The tale of a telescope

In this month’s Journal for the History of Astronomy I have a book review of Richard Gillespie’s The Great Melbourne Telescope – a book I enjoyed reading and a review I enjoyed writing.

The Great Melbourne Telescope. Richard Gillespie (Museum Victoria Publishing, Melbourne, 2011). Pp. 188. AUD 29.95 (paperback). ISBN 978-1-92183-305-2.

This readable and well-illustrated book takes a journey that begins in 1840s Ireland and passes through the astronomical élites of Victorian Britain, colonial Australian society and twentieth-century international collaborative research programmes. The telescope that provides the focus of this story is both a remarkable physical pres- ence and an object of different meanings in the minds of those who dreamed it up, designed it, built it, worked with it or simply visited it. The cast of characters who swiftly cross these pages include British princes, a Fenian agitator, colonial officials and, of course, astronomers major and minor.

Gillespie commendably handles this broad canvas and the specific or more technical details. The content, bibliography and endnotes are proof of knowledge and research that is woven well into an engaging narrative, only occasionally weighted down with the detail necessary to explain the frequent delays and pauses that characterized the history of this telescope. Each chapter opens with a section of semi-dramatized storytelling that, although it felt a little artificial with repetition, works to keep the reader’s interest and, more importantly, to focus attention on telling episodes.

Thus the first chapter opens on a cold night in Ireland, with Lord Rosse, Sir James South and Thomas Romney Robinson observing with Rosse’s ‘Leviathan’. These men, the ambitious telescope and the aim of resolving disputes about the nature of nebulae form the story’s background. The southern hemisphere beckoned as a field that, despite John Herschel’s work, remained relatively unexplored, and with climates more promising than Ireland’s for the use of large mirrored telescopes. Rosse and Robinson, while President of the Royal Society and the British Association for the Advancement of Science respectively, had their moment in 1852 to create the joint Southern Telescope Committee.

The published correspondence of this committee presents the historian with a wonderful resource to explore the currents of astronomical research, telescope design, politics and personalities. Disagreements caused delay as did, almost fatally to the project, the Crimean War. It took intense lobbying from the colonies to revive the project, and so enters, in the second chapter, the bounding figure of William Wilson, an ambitious, undiplomatic professor of mathematics in Melbourne. Gillespie’s account of society in colonial Victoria is particularly well drawn, with a sense of its burgeoning development until depression hit late in the century. It is a place where names and fortunes could be made, where local, colonial and national identities were consciously developed, and where a large telescope could make a big statement.

The following two chapters open with the drama of casting the telescope’s mirror at Thomas Grubb’s Dublin workshop, and with the Melbourne Observatory’s director, Robert Ellery, writing to explain the difficulties encountered working the telescope at a distance from British and Irish expertise.
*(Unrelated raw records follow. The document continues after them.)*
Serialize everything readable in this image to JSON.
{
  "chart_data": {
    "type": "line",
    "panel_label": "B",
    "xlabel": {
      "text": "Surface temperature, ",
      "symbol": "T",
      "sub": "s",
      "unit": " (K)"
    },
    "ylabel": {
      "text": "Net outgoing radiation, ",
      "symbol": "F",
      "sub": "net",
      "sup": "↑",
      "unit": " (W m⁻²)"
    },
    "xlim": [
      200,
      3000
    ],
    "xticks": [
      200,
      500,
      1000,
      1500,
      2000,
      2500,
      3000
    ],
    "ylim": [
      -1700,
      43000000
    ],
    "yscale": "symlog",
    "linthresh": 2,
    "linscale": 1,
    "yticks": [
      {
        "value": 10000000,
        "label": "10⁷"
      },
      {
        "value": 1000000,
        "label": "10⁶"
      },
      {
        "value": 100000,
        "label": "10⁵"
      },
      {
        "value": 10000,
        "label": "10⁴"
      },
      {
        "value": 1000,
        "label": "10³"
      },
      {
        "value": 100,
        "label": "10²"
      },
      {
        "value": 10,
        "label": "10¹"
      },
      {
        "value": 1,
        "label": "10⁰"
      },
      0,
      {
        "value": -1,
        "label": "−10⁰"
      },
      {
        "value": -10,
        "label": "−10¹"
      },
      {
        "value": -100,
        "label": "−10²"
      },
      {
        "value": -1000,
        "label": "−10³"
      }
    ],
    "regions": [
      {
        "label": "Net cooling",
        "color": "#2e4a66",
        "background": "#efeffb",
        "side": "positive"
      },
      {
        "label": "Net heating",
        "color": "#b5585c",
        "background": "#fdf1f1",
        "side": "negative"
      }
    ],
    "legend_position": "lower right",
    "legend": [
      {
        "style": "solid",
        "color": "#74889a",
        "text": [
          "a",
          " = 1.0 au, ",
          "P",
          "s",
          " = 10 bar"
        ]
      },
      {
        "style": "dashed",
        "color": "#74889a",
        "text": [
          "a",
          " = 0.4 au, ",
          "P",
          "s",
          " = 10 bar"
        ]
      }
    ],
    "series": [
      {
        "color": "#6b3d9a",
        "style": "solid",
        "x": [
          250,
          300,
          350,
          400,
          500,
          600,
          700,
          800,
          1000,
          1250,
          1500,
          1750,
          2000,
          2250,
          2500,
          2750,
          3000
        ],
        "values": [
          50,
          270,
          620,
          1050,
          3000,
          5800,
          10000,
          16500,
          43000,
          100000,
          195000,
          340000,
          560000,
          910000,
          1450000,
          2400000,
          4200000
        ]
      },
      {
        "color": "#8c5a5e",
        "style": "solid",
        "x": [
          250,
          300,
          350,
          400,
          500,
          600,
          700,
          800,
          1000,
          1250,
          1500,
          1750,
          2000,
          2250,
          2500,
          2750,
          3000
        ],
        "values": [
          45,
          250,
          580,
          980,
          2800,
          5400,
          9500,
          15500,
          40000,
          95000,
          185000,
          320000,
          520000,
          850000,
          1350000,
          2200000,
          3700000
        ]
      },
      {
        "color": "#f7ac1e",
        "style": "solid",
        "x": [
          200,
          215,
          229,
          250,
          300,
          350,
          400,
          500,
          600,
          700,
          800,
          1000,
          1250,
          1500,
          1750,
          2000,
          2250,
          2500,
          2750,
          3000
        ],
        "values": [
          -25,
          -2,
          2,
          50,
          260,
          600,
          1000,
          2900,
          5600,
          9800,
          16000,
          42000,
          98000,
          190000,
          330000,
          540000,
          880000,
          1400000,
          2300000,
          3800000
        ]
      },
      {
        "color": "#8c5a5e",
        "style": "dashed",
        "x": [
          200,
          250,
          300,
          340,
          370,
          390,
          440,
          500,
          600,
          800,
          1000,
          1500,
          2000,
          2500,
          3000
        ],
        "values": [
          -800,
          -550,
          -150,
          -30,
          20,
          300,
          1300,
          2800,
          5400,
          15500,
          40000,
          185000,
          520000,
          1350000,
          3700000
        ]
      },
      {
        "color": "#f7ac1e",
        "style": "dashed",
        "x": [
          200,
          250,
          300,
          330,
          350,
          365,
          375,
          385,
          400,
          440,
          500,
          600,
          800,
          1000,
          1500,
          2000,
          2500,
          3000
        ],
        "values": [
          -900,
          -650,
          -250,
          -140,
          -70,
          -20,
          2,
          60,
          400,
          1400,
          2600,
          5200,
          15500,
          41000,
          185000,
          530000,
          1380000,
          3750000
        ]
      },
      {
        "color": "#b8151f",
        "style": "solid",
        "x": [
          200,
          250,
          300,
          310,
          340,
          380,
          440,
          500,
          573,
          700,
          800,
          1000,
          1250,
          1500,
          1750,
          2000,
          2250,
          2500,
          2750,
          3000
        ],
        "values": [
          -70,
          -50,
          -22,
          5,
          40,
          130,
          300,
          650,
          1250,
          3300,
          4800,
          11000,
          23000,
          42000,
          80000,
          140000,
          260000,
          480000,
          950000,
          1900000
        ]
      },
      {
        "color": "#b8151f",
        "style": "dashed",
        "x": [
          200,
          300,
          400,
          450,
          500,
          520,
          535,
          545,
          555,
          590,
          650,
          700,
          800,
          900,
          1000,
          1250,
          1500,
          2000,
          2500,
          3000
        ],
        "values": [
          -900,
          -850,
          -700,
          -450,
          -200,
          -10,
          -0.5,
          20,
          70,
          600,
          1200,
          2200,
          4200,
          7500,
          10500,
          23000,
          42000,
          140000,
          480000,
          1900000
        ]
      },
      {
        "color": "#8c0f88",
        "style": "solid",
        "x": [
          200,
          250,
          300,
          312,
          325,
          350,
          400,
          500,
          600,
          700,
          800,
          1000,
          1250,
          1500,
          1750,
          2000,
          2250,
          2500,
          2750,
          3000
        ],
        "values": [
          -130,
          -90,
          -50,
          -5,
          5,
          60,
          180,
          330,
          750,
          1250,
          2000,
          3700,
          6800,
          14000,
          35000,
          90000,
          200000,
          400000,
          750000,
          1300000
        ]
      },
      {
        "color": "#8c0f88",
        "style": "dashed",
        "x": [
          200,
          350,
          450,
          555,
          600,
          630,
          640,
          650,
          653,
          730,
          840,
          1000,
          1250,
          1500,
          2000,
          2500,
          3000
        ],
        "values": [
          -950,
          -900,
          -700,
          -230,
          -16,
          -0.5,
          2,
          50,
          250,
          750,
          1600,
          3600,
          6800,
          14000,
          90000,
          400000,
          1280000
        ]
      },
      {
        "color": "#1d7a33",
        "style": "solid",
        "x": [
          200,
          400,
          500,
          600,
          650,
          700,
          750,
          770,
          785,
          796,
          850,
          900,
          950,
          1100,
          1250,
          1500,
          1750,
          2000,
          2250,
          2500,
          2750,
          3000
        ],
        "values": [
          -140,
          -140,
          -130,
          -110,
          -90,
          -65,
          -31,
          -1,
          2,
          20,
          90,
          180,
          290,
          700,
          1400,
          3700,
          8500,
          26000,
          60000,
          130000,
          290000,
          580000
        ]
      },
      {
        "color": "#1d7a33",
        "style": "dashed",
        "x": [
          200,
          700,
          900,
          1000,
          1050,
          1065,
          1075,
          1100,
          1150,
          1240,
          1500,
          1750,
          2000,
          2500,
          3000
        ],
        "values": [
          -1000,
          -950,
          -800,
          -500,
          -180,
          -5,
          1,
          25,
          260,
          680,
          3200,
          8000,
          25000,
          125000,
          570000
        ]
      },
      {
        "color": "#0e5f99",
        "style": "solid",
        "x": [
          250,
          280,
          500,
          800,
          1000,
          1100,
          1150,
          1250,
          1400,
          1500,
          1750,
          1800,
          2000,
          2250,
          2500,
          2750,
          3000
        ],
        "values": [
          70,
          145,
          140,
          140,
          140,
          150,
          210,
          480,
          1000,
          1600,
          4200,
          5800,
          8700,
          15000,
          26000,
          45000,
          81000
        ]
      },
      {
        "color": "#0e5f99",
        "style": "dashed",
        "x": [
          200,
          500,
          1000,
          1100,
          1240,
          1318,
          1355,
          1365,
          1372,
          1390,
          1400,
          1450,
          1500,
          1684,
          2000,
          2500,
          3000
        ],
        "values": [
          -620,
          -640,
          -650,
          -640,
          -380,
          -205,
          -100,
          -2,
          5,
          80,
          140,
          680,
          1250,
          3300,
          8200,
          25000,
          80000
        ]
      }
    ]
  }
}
Not until chap. 5 and the 1870s do we see “The telescope at work” in a regular, satisfying manner, although problems remained in finding observers, keeping the mirrors untarnished and producing results that would justify the costs. As described in the following chapter, however, justification was also found in telescope’s symbolic role within Melbourne and beyond. From the beginning, monthly open evenings were held, and the telescope’s educative, or public relations, role as “the city’s scientific icon” (p. 119) should not be underestimated.

The affection felt for this instrument explains its final chapter. While economic slowdown and changing priorities meant that it was largely unused in the first half of the twentieth century, its symbolic importance, along with claims of economy, let to its post-war “Rebirth”. Twice it was completely remodelled, with increasingly automated operation and a new mirror collecting light for analysis by a host of instru- ments. Where once the observer tackled the telescope manually, trained his eye to see and interpret the faint light of nebulae, and recorded his impressions in drawing and lithograph, now the Great Melbourne Telescope’s light was analysed by computer in the search for evidence of dark matter.

This new life was ended by a bushfire in 2003. This disaster has, however, given Victoria’s Museum and Astronomical Society the opportunity to reunite the original Grubb axes and bearings with parts of the telescope long-since removed. Because of the desire to use the instrument for public observing sessions, it will be fitted with new mirrors and finding system, creating a curious hybrid, like most of our working historical telescopes. While astronomical research continues onward to ever-larger reflectors, this instrument will play its old role of engaging the public with astronomy. And as Richard Gillespie’s enjoyable book makes clear, it should also lead visitors to consider Australia’s astronomical heritage, tied closely as it is to the history of the nation itself. The telescope’s story is one worth telling.

5 thoughts on “The tale of a telescope

  1. I don’t know if anyone has already written a book about it, but if not it is a suggestion of follow-up for the author to write about other emotional Australian “telescope”: Hanbury-Brown intensity interferometer. I would be in line to buy such a book too.